The increase would bring the penalty for domestic violence in line with crimes such as failing to pay a telephone bill or defrauding a hotel. The fact that penny-ante crimes such as these carry higher penalties than domestic violence shows that the state doesn't take this problem as seriously as it should.
Light penalties send a message to those who would batter their spouses and partners. It tells them this isn't much of a crime. It tells them they can continue their abuse and at most face a slap on the wrist. Increasing the penalty would correct this message.
The bill also would require those convicted of criminal domestic violence to participate in a domestic violence intervention program, getting them the counseling and help they need to stop their cycles of violence.
The bill also makes it harder for those convicted of domestic violence or released on bond from that charge to obtain guns or ammunition.

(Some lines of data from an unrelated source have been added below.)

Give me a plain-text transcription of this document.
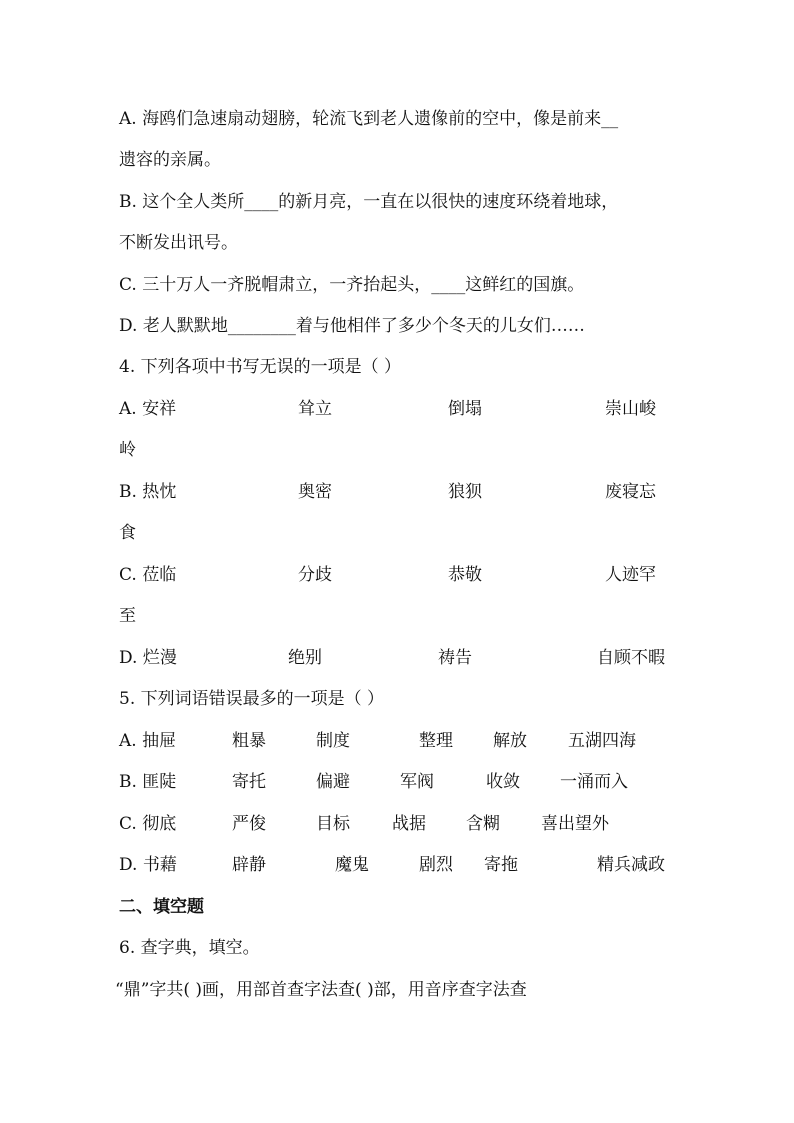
A. 海鸥们急速扇动翅膀，轮流飞到老人遗像前的空中，像是前来__
遗容的亲属。
B. 这个全人类所____的新月亮，一直在以很快的速度环绕着地球，
不断发出讯号。
C. 三十万人一齐脱帽肃立，一齐抬起头，____这鲜红的国旗。
D. 老人默默地________着与他相伴了多少个冬天的儿女们……
4. 下列各项中书写无误的一项是（ ）
A. 安祥	耸立	倒塌	崇山峻
岭
B. 热忱	奥密	狼狈	废寝忘
食
C. 莅临	分歧	恭敬	人迹罕
至
D. 烂漫	绝别	祷告	自顾不暇
5. 下列词语错误最多的一项是（ ）
A. 抽屉	粗暴	制度	整理 解放 五湖四海
B. 匪陡	寄托	偏避	军阀	收敛 一涌而入
C. 彻底	严俊	目标 战据 含糊 喜出望外
D. 书藉	辟静	魔鬼	剧烈 寄拖	精兵减政
二、填空题
6. 查字典，填空。
“鼎”字共( )画，用部首查字法查( )部，用音序查字法查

These are worthwhile steps that would help bring the state back from its shameful ranking as No. 1 in the rate of women killed by men. Domestic violence is that serious a problem in this state.
Passing the bill introduced by state Rep. Bakari Sellers, D-Denmark, would be a good first step. The next would be to ramp up prosecution of domestic violence by making sure more offenders receive the greater sentences and dissuading prosecutors from making plea bargains that lessen the penalty for this violent crime.
Morning News, Florence, South Carolina, on Boeing a big chance for state:
Gov. Nikki Haley has a chance to indeed make it a great day in South Carolina and act in her chief role as economic development recruiter by again wining and dining Boeing execs, who are holding one tantalizing carrot in front of the noses of governors throughout the country.
Boeing is contemplating moving its 777x jetliner production out of Washington state because of an ongoing dispute the machinists union there is having. The state that is able to dollop the most sweeteners into the aerospace giant's cup just might secure thousands of highly skilled jobs that would accompany production of the company's next-generation jet.
Alabama, Missouri and North Carolina are among those considering making proposals before Tuesday's deadline. Top officials believe Salt Lake City, Long Beach, California, San Antonio and, yes, North Charleston, are the top contenders if Boeing makes the move.
State Sen. Hugh Leatherman told The State newspaper this week he was not aware the state had made any incentive proposal to Boeing execs so far. The state has given Boeing $570 million in economic incentives since Boeing broke ground on the Dreamliner manufacturing plant in 2009 in Charleston.
We like the fact South Carolina has been low key so far in its approach. Boeing already is sold on the Palmetto State, and 777x or not, South Carolina will remain a key cog in the Boeing machine.
But make no mistake, Haley and her team are licking their chops about the idea of Boeing relocating a plant here. Time will tell if anything like that comes to pass, but there is absolutely no doubt that the Pee Dee and every other part of South Carolina would benefit from another infusion from Boeing. The taxes it already pays and the economic growth accruing from its investments and employment reverb throughout the state.
If the 777x doubles that, South Carolina would be flying pretty high.